Comme tout organisme, le Corps ecclésial est non seulement structuré, mais aussi différencié dans la grande variété de ses membres complémentaires. Aux Douze et à Pierre, Jésus adjoint soixante-douze disciples, pour montrer que leur collège apostolique est le fondement d’un Corps apostolique bien plus vaste.
Mais surtout, à côté des « Douze qui accompagnent Jésus » (Lc 8, 1), il y a aussi « quelques femmes qui avaient été guéries d’esprits mauvais et de maladies » (Lc 8, 2) « et beaucoup d’autres qui le suivaient et le servaient » (Mc 15, 41) [4]. La complémentarité entre leur ministère et le ministère masculin des apôtres saute ici aux yeux : Jésus se sert des Douze comme de ses représentants et de ses instruments, tandis que les saintes femmes servent Jésus lui-même dans l’amour nuptial de l’Église-Épouse ; amour qu’elles rappellent du même coup aux apôtres.
[1] On retrouve parmi les Douze pratiquement toutes les variétés des options politiques et religieuses de l’Israël d’alors. La condition d’humbles pêcheurs de certains d’entre eux n’empêche pas, selon l’usage en Israël, des engagements d’un autre ordre. Jean a pu être le disciple qui accompagne Pierre, comme c’était son habitude (cf. Lc 22, 8 ; Ac 1, 11), derrière le Christ arrêté et qui arrive à entrer chez le grand prêtre parce qu’il « était connu de lui » (Jn 18, 15). Il serait donc proche des sadducéens qui collaboraient avec les Romains. Le publicain Matthieu (cf. Mt 9, 9), collecteur d’impôt bien que lévite (cf. Mc 2, 13-14), faisait de même, mais pour des motifs plus sordides. À l’opposé, Simon était « zélote » (Mc 3, 18) c’est-à-dire partisan de la lutte armée contre l’occupant païen.
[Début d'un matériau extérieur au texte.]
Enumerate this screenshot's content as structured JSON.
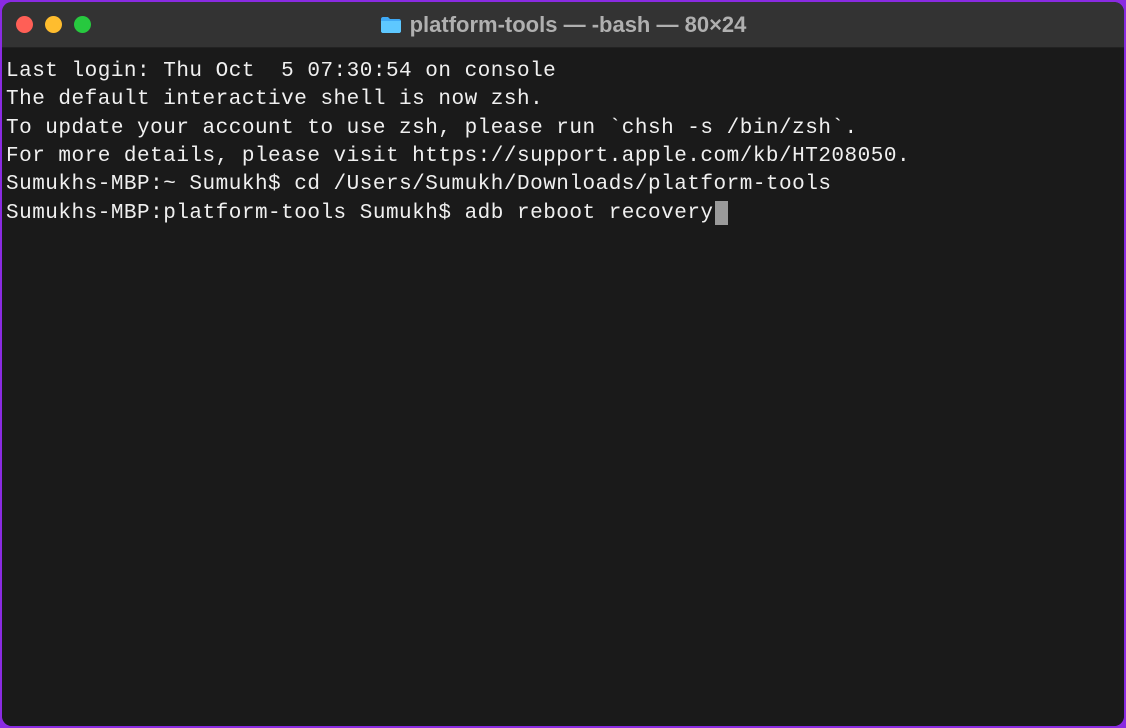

Il se peut que Judas l’ait été aussi, et peut-être même Pierre, qui portait sur lui le glaive (cf. Jn 18, 10-11) des « sicaires » zélotes (cf. Ac 21, 38).
[2] Cf. Charles Journet, Théologie de l’Église, Tournai, 1958, p. 120.
[3] Cf. ibid, p. 145.
[4] La variété du groupe des saintes femmes est frappante, tout comme celle des Douze. À côté de femmes de mauvaise vie, comme « Marie la Magdaléenne de laquelle étaient sortis sept démons » (Lc 8, 2), on voit une femme compromise avec l’occupant païen « Jeanne femme de Chouza l’indendant d’Hérode » (Lc 8, 3), des femmes aisées comme « Jeanne et plusieurs autres qui les assistaient de leurs biens », mais aussi une mère d’apôtres, « la mère des fils de Zébédée [Jacques et Jean] » (Mt 27, 56, appelée Salomé en Mc 15, 40), et une proche parente de Jésus (Mc 6, 3 et 15, 40-41).